The idea of a honeypot is simple – you place a server on the network (usually in the DMZ) to entice the bad guys to attack your honeypot, while
ignoring your actual production boxes hidden safely behind additional layers of security. By distracting them with a baited system, they’ll focus their collective bad guy energy where it won’t interfere/damage/affect your production network. If you’re a security guru, they can also be
used to gather information about attackers and track their methods and strategies as they try to hack your systems.
Enter Microsoft.
Rather than placing a bait machine and waiting for someone to troll around and attack it, they created the Strider Honey Monkey Exploit
Detection System. The Honey Monkeys are a series of desktops, some patched and some intentionally vulnerable, that use an automated process to leisurely stroll around the internet – visiting sites that virus fearing mortals would fear to go. Powered by the Strider program, the machines are configured to watch for malicious activity such as changes to the system’s registry, to determine what web sites are spreading malware.
Why?
Think about it – Microsoft has the ability to see how their operating systems perform when users are surfing the internet, whether on questionable sites or on seemingly innocent web pages. The PCs emulate how humans navigate, so engineers can see which sites
propagate malware and then compare the damage to between patched systems versus unpatched, vulnerable machines. Doing so
allows Microsoft to determine how their protective mechanisms and configurations are holding up (or not holding up) to new attack
strategies. Gathering a wealth of data, Microsoft can also track the evolution of malware designs and counter them with proactive measures in their security updates and products. They can spend time doing what most security administrators are trying to do on their networks – “protect the environment from the users.”

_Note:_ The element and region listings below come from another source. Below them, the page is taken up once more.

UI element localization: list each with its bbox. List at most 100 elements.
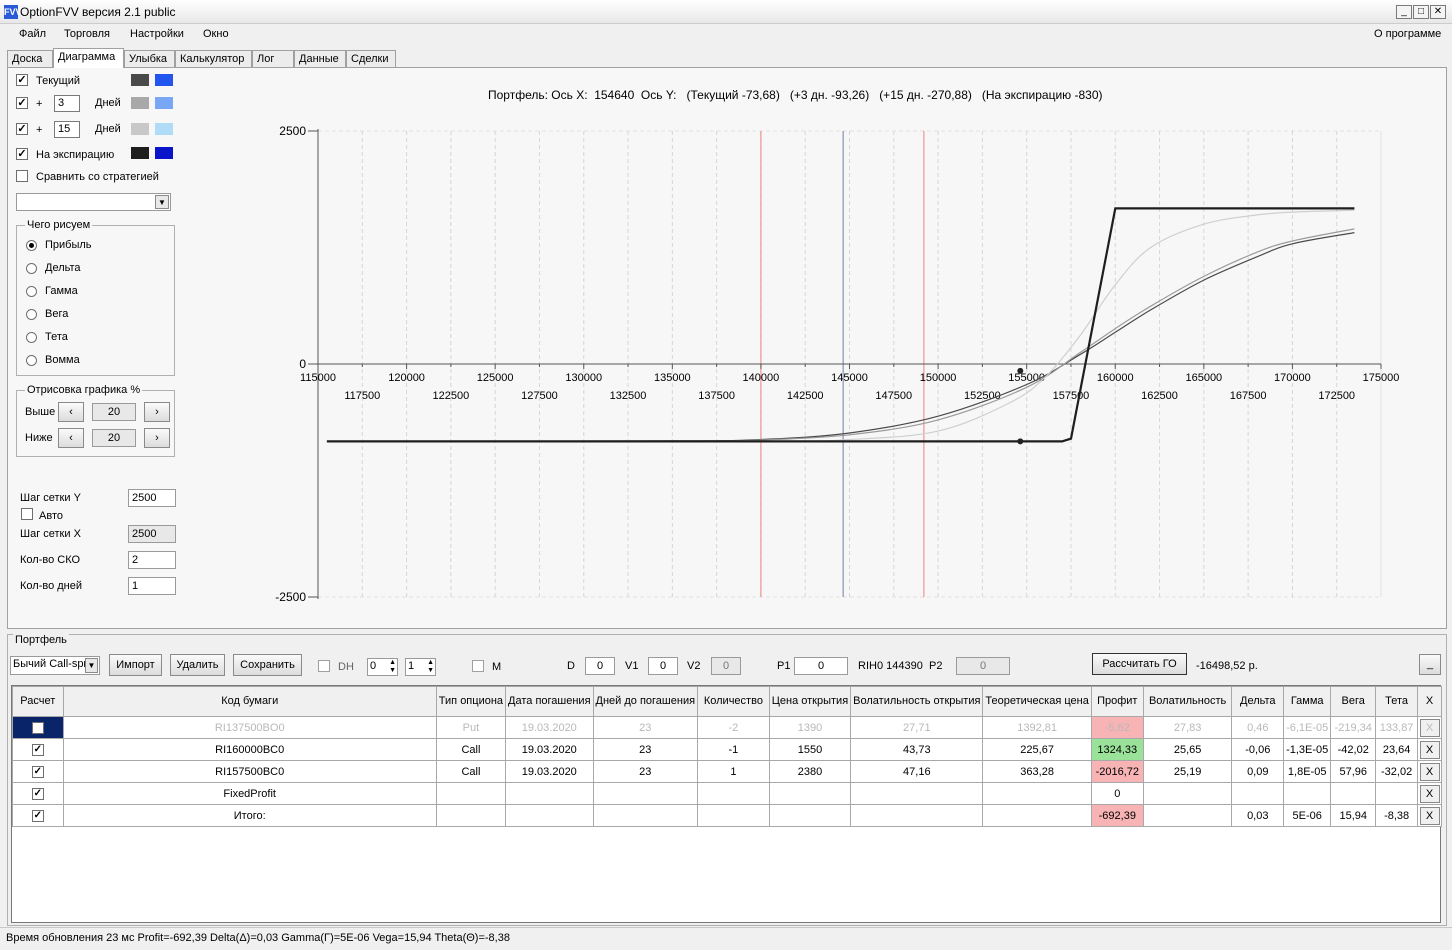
row-calc-checkbox[interactable]: ✓ <box>31 765 44 778</box>
remove-cell[interactable]: X <box>1417 716 1442 739</box>
calc-cell[interactable]: ✓ <box>12 738 64 761</box>
tab-log[interactable]: Лог <box>252 50 294 68</box>
dh-checkbox[interactable] <box>318 660 330 672</box>
delete-button[interactable]: Удалить <box>170 654 225 676</box>
table-row[interactable]: ✓ Итого: -692,39 0,03 5E-06 15,94 -8,38 X <box>12 804 1442 827</box>
remove-row-button[interactable]: X <box>1419 806 1440 825</box>
portfolio-strategy-select[interactable]: Бычий Call-spr ▼ <box>10 656 100 675</box>
remove-cell[interactable]: X <box>1417 804 1442 827</box>
table-row[interactable]: ✓ FixedProfit 0 X <box>12 782 1442 805</box>
menu-trading[interactable]: Торговля <box>64 28 110 40</box>
close-button[interactable]: ✕ <box>1430 5 1446 19</box>
column-header-open-volatility[interactable]: Волатильность открытия <box>850 686 984 717</box>
remove-cell[interactable]: X <box>1417 782 1442 805</box>
menu-file[interactable]: Файл <box>19 28 46 40</box>
payoff-chart[interactable]: 2500 0 -2500 115000 120000 125000 130000 135000… <box>8 68 1446 628</box>
x-tick-label-lower: 152500 <box>964 390 1001 402</box>
column-header-days-to-expiry[interactable]: Дней до погашения <box>592 686 699 717</box>
p2-input[interactable]: 0 <box>956 657 1010 675</box>
cell-days: 23 <box>592 760 699 783</box>
remove-row-button[interactable]: X <box>1419 740 1440 759</box>
x-tick-label-upper: 120000 <box>388 372 425 384</box>
cell-qty: -2 <box>697 716 770 739</box>
save-button[interactable]: Сохранить <box>233 654 302 676</box>
remove-cell[interactable]: X <box>1417 760 1442 783</box>
cell-qty <box>697 804 770 827</box>
cell-theor: 1392,81 <box>982 716 1092 739</box>
row-calc-checkbox[interactable]: ✓ <box>31 809 44 822</box>
column-header-code[interactable]: Код бумаги <box>62 686 437 717</box>
tab-diagram[interactable]: Диаграмма <box>53 48 124 68</box>
m-checkbox[interactable] <box>472 660 484 672</box>
dropdown-arrow-icon[interactable]: ▼ <box>85 658 98 673</box>
calc-cell[interactable]: ✓ <box>12 782 64 805</box>
remove-row-button[interactable]: X <box>1419 784 1440 803</box>
column-header-gamma[interactable]: Гамма <box>1283 686 1332 717</box>
tab-smile[interactable]: Улыбка <box>124 50 175 68</box>
tab-board[interactable]: Доска <box>7 50 53 68</box>
table-row[interactable]: RI137500BO0 Put 19.03.2020 23 -2 1390 27,71 139… <box>12 716 1442 739</box>
x-tick-label-lower: 117500 <box>344 390 380 402</box>
cell-price: 2380 <box>768 760 852 783</box>
column-header-vega[interactable]: Вега <box>1330 686 1377 717</box>
minimize-button[interactable]: _ <box>1396 5 1412 19</box>
tab-strip: Доска Диаграмма Улыбка Калькулятор Лог Д… <box>0 48 1452 68</box>
remove-row-button[interactable]: X <box>1419 762 1440 781</box>
maximize-button[interactable]: □ <box>1413 5 1429 19</box>
calc-cell[interactable]: ✓ <box>12 760 64 783</box>
menu-about[interactable]: О программе <box>1374 28 1441 40</box>
calc-cell[interactable] <box>12 716 64 739</box>
tab-deals[interactable]: Сделки <box>346 50 396 68</box>
calculate-go-button[interactable]: Рассчитать ГО <box>1092 653 1187 675</box>
status-bar: Время обновления 23 мс Profit=-692,39 De… <box>0 927 1452 950</box>
row-calc-checkbox[interactable] <box>31 721 44 734</box>
x-tick-label-upper: 145000 <box>831 372 868 384</box>
d-label: D <box>567 660 575 672</box>
cell-gamma: 5E-06 <box>1283 804 1332 827</box>
column-header-calc[interactable]: Расчет <box>12 686 64 717</box>
v2-input[interactable]: 0 <box>711 657 741 675</box>
column-header-delta[interactable]: Дельта <box>1231 686 1285 717</box>
column-header-volatility[interactable]: Волатильность <box>1142 686 1233 717</box>
column-header-quantity[interactable]: Количество <box>697 686 770 717</box>
dh-spin-1-value: 0 <box>370 660 377 672</box>
p1-input[interactable]: 0 <box>794 657 848 675</box>
portfolio-strategy-value: Бычий Call-spr <box>13 658 88 670</box>
row-calc-checkbox[interactable]: ✓ <box>31 787 44 800</box>
spin-arrows-icon[interactable]: ▲ ▼ <box>389 659 396 675</box>
cell-vol_open: 27,71 <box>850 716 984 739</box>
column-header-theoretical-price[interactable]: Теоретическая цена <box>982 686 1092 717</box>
cell-vega <box>1330 782 1377 805</box>
table-row[interactable]: ✓ RI160000BC0 Call 19.03.2020 23 -1 1550 43,73 2… <box>12 738 1442 761</box>
menu-window[interactable]: Окно <box>203 28 229 40</box>
column-header-remove[interactable]: X <box>1417 686 1442 717</box>
remove-cell[interactable]: X <box>1417 738 1442 761</box>
v2-label: V2 <box>687 660 701 672</box>
cell-theor <box>982 782 1092 805</box>
row-calc-checkbox[interactable]: ✓ <box>31 743 44 756</box>
menu-settings[interactable]: Настройки <box>130 28 184 40</box>
cursor-point-marker <box>1017 438 1024 445</box>
x-tick-label-lower: 172500 <box>1318 390 1355 402</box>
spin-arrows-icon[interactable]: ▲ ▼ <box>427 659 434 675</box>
column-header-theta[interactable]: Тета <box>1375 686 1419 717</box>
column-header-expiry-date[interactable]: Дата погашения <box>505 686 594 717</box>
import-button[interactable]: Импорт <box>109 654 162 676</box>
cell-vega: -219,34 <box>1330 716 1377 739</box>
column-header-profit[interactable]: Профит <box>1090 686 1144 717</box>
column-header-option-type[interactable]: Тип опциона <box>435 686 507 717</box>
column-header-open-price[interactable]: Цена открытия <box>768 686 852 717</box>
table-row[interactable]: ✓ RI157500BC0 Call 19.03.2020 23 1 2380 47,16 36… <box>12 760 1442 783</box>
calc-cell[interactable]: ✓ <box>12 804 64 827</box>
v1-input[interactable]: 0 <box>648 657 678 675</box>
dh-spin-2[interactable]: 1 ▲ ▼ <box>405 658 436 676</box>
x-tick-label-lower: 142500 <box>787 390 824 402</box>
cell-gamma <box>1283 782 1332 805</box>
portfolio-minimize-button[interactable]: _ <box>1419 654 1441 675</box>
tab-data[interactable]: Данные <box>294 50 346 68</box>
d-input[interactable]: 0 <box>585 657 615 675</box>
remove-row-button[interactable]: X <box>1419 718 1440 737</box>
dh-spin-1[interactable]: 0 ▲ ▼ <box>367 658 398 676</box>
cell-theta: 23,64 <box>1375 738 1419 761</box>
tab-calculator[interactable]: Калькулятор <box>175 50 252 68</box>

They’ve already used information from the project, which was announced back in 2005, to implement improvements in their web browser
(Internet Explorer) for Windows 7. In addition to including a Phishing filter, which catalogs known phishing sites and warns users of potential social engineering, they’ve modified how the program handles malformed HTML pages to prevent the automatic running of malicious scripts.
The enhanced security of Windows 7 proves Microsoft is focusing on emerging threats and security protection – a smart move in today’s
cybercrime laden world. Though I disagree with some of the settings and changes which recently locked me out of my system “for my own protection”, the majority of people out on the internet aren’t nerdy women with a passion for security – they’re technology-ignorant wanna-be script kiddies following their human curiosity into unsafe web territories who will certainly benefit from the added lockdown.